One person has died and 10 have been injured when a man driving a white van ploughed into Muslims walking down the street from Muslim Welfare House in Finsbury Park after their night prayers.
This is one of the most prominent attacks on the Muslim community in the UK in recent memory, and it brings into question the motives of the attacker. The police have been treating the attack as a terrorist incident. The suspect, Darren Osborne, was heard by eye-witnesses to have said “I’m going to kill all Muslims – I did my bit”. This suggests that the issue of far-right extremism has now manifested and is becoming more and more dangerous.
The number of suspected far-right extremists reported to the Government’s counter-terror programme Prevent has increased by 30% in the past year. Many far-right extremists stereotype the religion of Islam as harmful to British society.
Sajda Mughal, Director of JAN Trust and 7/7 survivor has said that there should be a larger police presence outside of mosques, as well as in areas with a high percentage of Muslim residents. “What I’m hearing on the ground particularly from locals is that they’re concerned,” she tells TIME magazine.
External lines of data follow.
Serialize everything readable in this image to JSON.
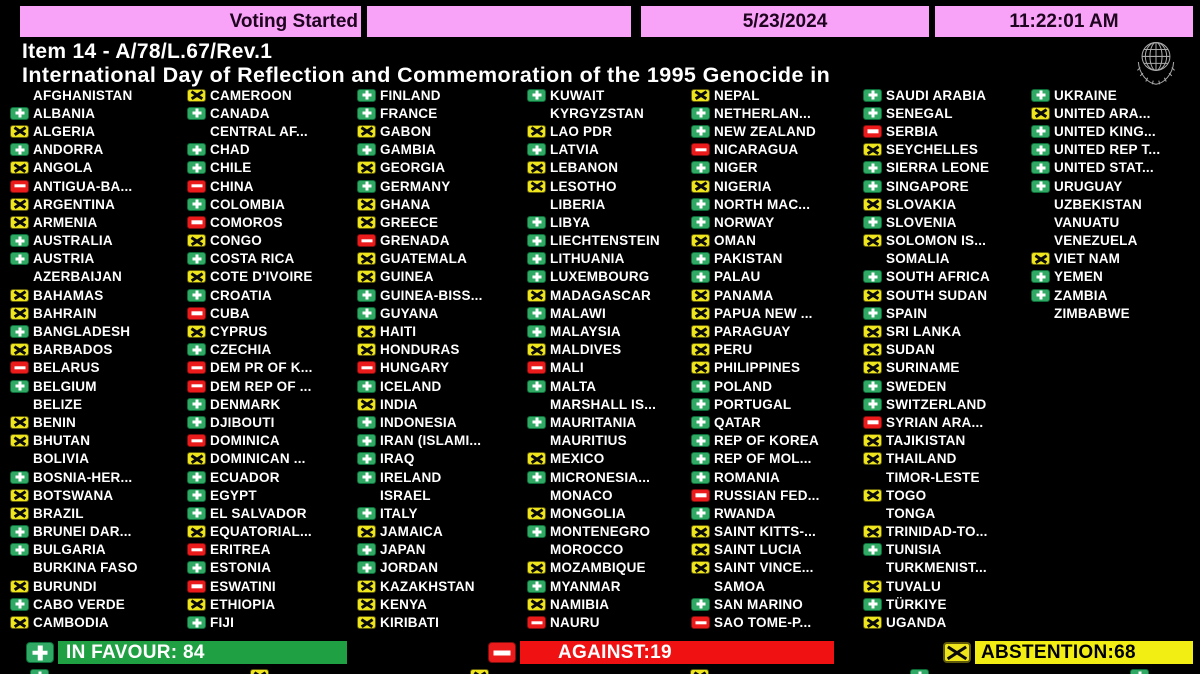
{
  "header": {
    "status": "Voting Started",
    "date": "5/23/2024",
    "time": "11:22:01 AM"
  },
  "title": {
    "line1": "Item 14 - A/78/L.67/Rev.1",
    "line2": "International Day of Reflection and Commemoration of the 1995 Genocide in"
  },
  "icons": {
    "favour": "plus-icon",
    "against": "minus-icon",
    "abstain": "x-icon",
    "emblem": "un-emblem-icon"
  },
  "colors": {
    "favour_green": "#2fa963",
    "against_red": "#ec1b1b",
    "abstain_yellow": "#efe51c",
    "bar_pink": "#f8a3f8",
    "summary_green": "#1fa042",
    "summary_red": "#f01212",
    "summary_yellow": "#f2ee14"
  },
  "summary": {
    "favour_label": "IN FAVOUR: 84",
    "against_label": "AGAINST:19",
    "abstention_label": "ABSTENTION:68",
    "favour_count": 84,
    "against_count": 19,
    "abstention_count": 68
  },
  "columns": [
    [
      {
        "name": "AFGHANISTAN",
        "vote": ""
      },
      {
        "name": "ALBANIA",
        "vote": "Y"
      },
      {
        "name": "ALGERIA",
        "vote": "A"
      },
      {
        "name": "ANDORRA",
        "vote": "Y"
      },
      {
        "name": "ANGOLA",
        "vote": "A"
      },
      {
        "name": "ANTIGUA-BA...",
        "vote": "N"
      },
      {
        "name": "ARGENTINA",
        "vote": "A"
      },
      {
        "name": "ARMENIA",
        "vote": "A"
      },
      {
        "name": "AUSTRALIA",
        "vote": "Y"
      },
      {
        "name": "AUSTRIA",
        "vote": "Y"
      },
      {
        "name": "AZERBAIJAN",
        "vote": ""
      },
      {
        "name": "BAHAMAS",
        "vote": "A"
      },
      {
        "name": "BAHRAIN",
        "vote": "A"
      },
      {
        "name": "BANGLADESH",
        "vote": "Y"
      },
      {
        "name": "BARBADOS",
        "vote": "A"
      },
      {
        "name": "BELARUS",
        "vote": "N"
      },
      {
        "name": "BELGIUM",
        "vote": "Y"
      },
      {
        "name": "BELIZE",
        "vote": ""
      },
      {
        "name": "BENIN",
        "vote": "A"
      },
      {
        "name": "BHUTAN",
        "vote": "A"
      },
      {
        "name": "BOLIVIA",
        "vote": ""
      },
      {
        "name": "BOSNIA-HER...",
        "vote": "Y"
      },
      {
        "name": "BOTSWANA",
        "vote": "A"
      },
      {
        "name": "BRAZIL",
        "vote": "A"
      },
      {
        "name": "BRUNEI DAR...",
        "vote": "Y"
      },
      {
        "name": "BULGARIA",
        "vote": "Y"
      },
      {
        "name": "BURKINA FASO",
        "vote": ""
      },
      {
        "name": "BURUNDI",
        "vote": "A"
      },
      {
        "name": "CABO VERDE",
        "vote": "Y"
      },
      {
        "name": "CAMBODIA",
        "vote": "A"
      }
    ],
    [
      {
        "name": "CAMEROON",
        "vote": "A"
      },
      {
        "name": "CANADA",
        "vote": "Y"
      },
      {
        "name": "CENTRAL AF...",
        "vote": ""
      },
      {
        "name": "CHAD",
        "vote": "Y"
      },
      {
        "name": "CHILE",
        "vote": "Y"
      },
      {
        "name": "CHINA",
        "vote": "N"
      },
      {
        "name": "COLOMBIA",
        "vote": "Y"
      },
      {
        "name": "COMOROS",
        "vote": "N"
      },
      {
        "name": "CONGO",
        "vote": "A"
      },
      {
        "name": "COSTA RICA",
        "vote": "Y"
      },
      {
        "name": "COTE D'IVOIRE",
        "vote": "A"
      },
      {
        "name": "CROATIA",
        "vote": "Y"
      },
      {
        "name": "CUBA",
        "vote": "N"
      },
      {
        "name": "CYPRUS",
        "vote": "A"
      },
      {
        "name": "CZECHIA",
        "vote": "Y"
      },
      {
        "name": "DEM PR OF K...",
        "vote": "N"
      },
      {
        "name": "DEM REP OF ...",
        "vote": "N"
      },
      {
        "name": "DENMARK",
        "vote": "Y"
      },
      {
        "name": "DJIBOUTI",
        "vote": "Y"
      },
      {
        "name": "DOMINICA",
        "vote": "N"
      },
      {
        "name": "DOMINICAN ...",
        "vote": "A"
      },
      {
        "name": "ECUADOR",
        "vote": "Y"
      },
      {
        "name": "EGYPT",
        "vote": "Y"
      },
      {
        "name": "EL SALVADOR",
        "vote": "Y"
      },
      {
        "name": "EQUATORIAL...",
        "vote": "A"
      },
      {
        "name": "ERITREA",
        "vote": "N"
      },
      {
        "name": "ESTONIA",
        "vote": "Y"
      },
      {
        "name": "ESWATINI",
        "vote": "N"
      },
      {
        "name": "ETHIOPIA",
        "vote": "A"
      },
      {
        "name": "FIJI",
        "vote": "Y"
      }
    ],
    [
      {
        "name": "FINLAND",
        "vote": "Y"
      },
      {
        "name": "FRANCE",
        "vote": "Y"
      },
      {
        "name": "GABON",
        "vote": "A"
      },
      {
        "name": "GAMBIA",
        "vote": "Y"
      },
      {
        "name": "GEORGIA",
        "vote": "A"
      },
      {
        "name": "GERMANY",
        "vote": "Y"
      },
      {
        "name": "GHANA",
        "vote": "A"
      },
      {
        "name": "GREECE",
        "vote": "A"
      },
      {
        "name": "GRENADA",
        "vote": "N"
      },
      {
        "name": "GUATEMALA",
        "vote": "A"
      },
      {
        "name": "GUINEA",
        "vote": "A"
      },
      {
        "name": "GUINEA-BISS...",
        "vote": "Y"
      },
      {
        "name": "GUYANA",
        "vote": "Y"
      },
      {
        "name": "HAITI",
        "vote": "A"
      },
      {
        "name": "HONDURAS",
        "vote": "A"
      },
      {
        "name": "HUNGARY",
        "vote": "N"
      },
      {
        "name": "ICELAND",
        "vote": "Y"
      },
      {
        "name": "INDIA",
        "vote": "A"
      },
      {
        "name": "INDONESIA",
        "vote": "Y"
      },
      {
        "name": "IRAN (ISLAMI...",
        "vote": "Y"
      },
      {
        "name": "IRAQ",
        "vote": "Y"
      },
      {
        "name": "IRELAND",
        "vote": "Y"
      },
      {
        "name": "ISRAEL",
        "vote": ""
      },
      {
        "name": "ITALY",
        "vote": "Y"
      },
      {
        "name": "JAMAICA",
        "vote": "A"
      },
      {
        "name": "JAPAN",
        "vote": "Y"
      },
      {
        "name": "JORDAN",
        "vote": "Y"
      },
      {
        "name": "KAZAKHSTAN",
        "vote": "A"
      },
      {
        "name": "KENYA",
        "vote": "A"
      },
      {
        "name": "KIRIBATI",
        "vote": "A"
      }
    ],
    [
      {
        "name": "KUWAIT",
        "vote": "Y"
      },
      {
        "name": "KYRGYZSTAN",
        "vote": ""
      },
      {
        "name": "LAO PDR",
        "vote": "A"
      },
      {
        "name": "LATVIA",
        "vote": "Y"
      },
      {
        "name": "LEBANON",
        "vote": "A"
      },
      {
        "name": "LESOTHO",
        "vote": "A"
      },
      {
        "name": "LIBERIA",
        "vote": ""
      },
      {
        "name": "LIBYA",
        "vote": "Y"
      },
      {
        "name": "LIECHTENSTEIN",
        "vote": "Y"
      },
      {
        "name": "LITHUANIA",
        "vote": "Y"
      },
      {
        "name": "LUXEMBOURG",
        "vote": "Y"
      },
      {
        "name": "MADAGASCAR",
        "vote": "A"
      },
      {
        "name": "MALAWI",
        "vote": "Y"
      },
      {
        "name": "MALAYSIA",
        "vote": "Y"
      },
      {
        "name": "MALDIVES",
        "vote": "A"
      },
      {
        "name": "MALI",
        "vote": "N"
      },
      {
        "name": "MALTA",
        "vote": "Y"
      },
      {
        "name": "MARSHALL IS...",
        "vote": ""
      },
      {
        "name": "MAURITANIA",
        "vote": "Y"
      },
      {
        "name": "MAURITIUS",
        "vote": ""
      },
      {
        "name": "MEXICO",
        "vote": "A"
      },
      {
        "name": "MICRONESIA...",
        "vote": "Y"
      },
      {
        "name": "MONACO",
        "vote": ""
      },
      {
        "name": "MONGOLIA",
        "vote": "A"
      },
      {
        "name": "MONTENEGRO",
        "vote": "Y"
      },
      {
        "name": "MOROCCO",
        "vote": ""
      },
      {
        "name": "MOZAMBIQUE",
        "vote": "A"
      },
      {
        "name": "MYANMAR",
        "vote": "Y"
      },
      {
        "name": "NAMIBIA",
        "vote": "A"
      },
      {
        "name": "NAURU",
        "vote": "N"
      }
    ],
    [
      {
        "name": "NEPAL",
        "vote": "A"
      },
      {
        "name": "NETHERLAN...",
        "vote": "Y"
      },
      {
        "name": "NEW ZEALAND",
        "vote": "Y"
      },
      {
        "name": "NICARAGUA",
        "vote": "N"
      },
      {
        "name": "NIGER",
        "vote": "Y"
      },
      {
        "name": "NIGERIA",
        "vote": "A"
      },
      {
        "name": "NORTH MAC...",
        "vote": "Y"
      },
      {
        "name": "NORWAY",
        "vote": "Y"
      },
      {
        "name": "OMAN",
        "vote": "A"
      },
      {
        "name": "PAKISTAN",
        "vote": "Y"
      },
      {
        "name": "PALAU",
        "vote": "Y"
      },
      {
        "name": "PANAMA",
        "vote": "A"
      },
      {
        "name": "PAPUA NEW ...",
        "vote": "A"
      },
      {
        "name": "PARAGUAY",
        "vote": "A"
      },
      {
        "name": "PERU",
        "vote": "A"
      },
      {
        "name": "PHILIPPINES",
        "vote": "A"
      },
      {
        "name": "POLAND",
        "vote": "Y"
      },
      {
        "name": "PORTUGAL",
        "vote": "Y"
      },
      {
        "name": "QATAR",
        "vote": "Y"
      },
      {
        "name": "REP OF KOREA",
        "vote": "Y"
      },
      {
        "name": "REP OF MOL...",
        "vote": "Y"
      },
      {
        "name": "ROMANIA",
        "vote": "Y"
      },
      {
        "name": "RUSSIAN FED...",
        "vote": "N"
      },
      {
        "name": "RWANDA",
        "vote": "Y"
      },
      {
        "name": "SAINT KITTS-...",
        "vote": "A"
      },
      {
        "name": "SAINT LUCIA",
        "vote": "A"
      },
      {
        "name": "SAINT VINCE...",
        "vote": "A"
      },
      {
        "name": "SAMOA",
        "vote": ""
      },
      {
        "name": "SAN MARINO",
        "vote": "Y"
      },
      {
        "name": "SAO TOME-P...",
        "vote": "N"
      }
    ],
    [
      {
        "name": "SAUDI ARABIA",
        "vote": "Y"
      },
      {
        "name": "SENEGAL",
        "vote": "Y"
      },
      {
        "name": "SERBIA",
        "vote": "N"
      },
      {
        "name": "SEYCHELLES",
        "vote": "A"
      },
      {
        "name": "SIERRA LEONE",
        "vote": "Y"
      },
      {
        "name": "SINGAPORE",
        "vote": "Y"
      },
      {
        "name": "SLOVAKIA",
        "vote": "A"
      },
      {
        "name": "SLOVENIA",
        "vote": "Y"
      },
      {
        "name": "SOLOMON IS...",
        "vote": "A"
      },
      {
        "name": "SOMALIA",
        "vote": ""
      },
      {
        "name": "SOUTH AFRICA",
        "vote": "Y"
      },
      {
        "name": "SOUTH SUDAN",
        "vote": "A"
      },
      {
        "name": "SPAIN",
        "vote": "Y"
      },
      {
        "name": "SRI LANKA",
        "vote": "A"
      },
      {
        "name": "SUDAN",
        "vote": "A"
      },
      {
        "name": "SURINAME",
        "vote": "A"
      },
      {
        "name": "SWEDEN",
        "vote": "Y"
      },
      {
        "name": "SWITZERLAND",
        "vote": "Y"
      },
      {
        "name": "SYRIAN ARA...",
        "vote": "N"
      },
      {
        "name": "TAJIKISTAN",
        "vote": "A"
      },
      {
        "name": "THAILAND",
        "vote": "A"
      },
      {
        "name": "TIMOR-LESTE",
        "vote": ""
      },
      {
        "name": "TOGO",
        "vote": "A"
      },
      {
        "name": "TONGA",
        "vote": ""
      },
      {
        "name": "TRINIDAD-TO...",
        "vote": "A"
      },
      {
        "name": "TUNISIA",
        "vote": "Y"
      },
      {
        "name": "TURKMENIST...",
        "vote": ""
      },
      {
        "name": "TUVALU",
        "vote": "A"
      },
      {
        "name": "TÜRKIYE",
        "vote": "Y"
      },
      {
        "name": "UGANDA",
        "vote": "A"
      }
    ],
    [
      {
        "name": "UKRAINE",
        "vote": "Y"
      },
      {
        "name": "UNITED ARA...",
        "vote": "A"
      },
      {
        "name": "UNITED KING...",
        "vote": "Y"
      },
      {
        "name": "UNITED REP T...",
        "vote": "Y"
      },
      {
        "name": "UNITED STAT...",
        "vote": "Y"
      },
      {
        "name": "URUGUAY",
        "vote": "Y"
      },
      {
        "name": "UZBEKISTAN",
        "vote": ""
      },
      {
        "name": "VANUATU",
        "vote": ""
      },
      {
        "name": "VENEZUELA",
        "vote": ""
      },
      {
        "name": "VIET NAM",
        "vote": "A"
      },
      {
        "name": "YEMEN",
        "vote": "Y"
      },
      {
        "name": "ZAMBIA",
        "vote": "Y"
      },
      {
        "name": "ZIMBABWE",
        "vote": ""
      }
    ]
  ],
  "partial_row_icons": [
    "Y",
    "A",
    "A",
    "A",
    "Y",
    "Y"
  ]
}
Sajda and the charity have been targeted by far-right extremists who dislike the charity’s ethos of helping marginalised BAMER women. She has received death threats, hate mail and vandalism to her property.
JAN Trust has recorded a 31% rise in Islamophobic hate crime directed at Muslim women in 2017, compared to in 2016. Women have become the most obvious targets due to them being more visibly identifiable as Muslims.
A number of the women who contacted the JAN Trust have been telling us their experiences. Some women were victimized while carrying out their everyday activities such as taking their kids to school. As well as receiving a spike in reports from Muslim women, JAN Trust has also received increasing numbers of reports from their children.
“When Muslim women suffer, their children notice and then ask a lot of questions. I saw this in Finsbury Park yesterday – there was a lot of tension there,” Sajda tells TIME.
“We cannot let these attacks divide the community in any way because that’s exactly what they want us to do. If we do, we will be feeding into the extremist narrative both on the far-right sight of things, as well as on the Islamist extremist side of things.”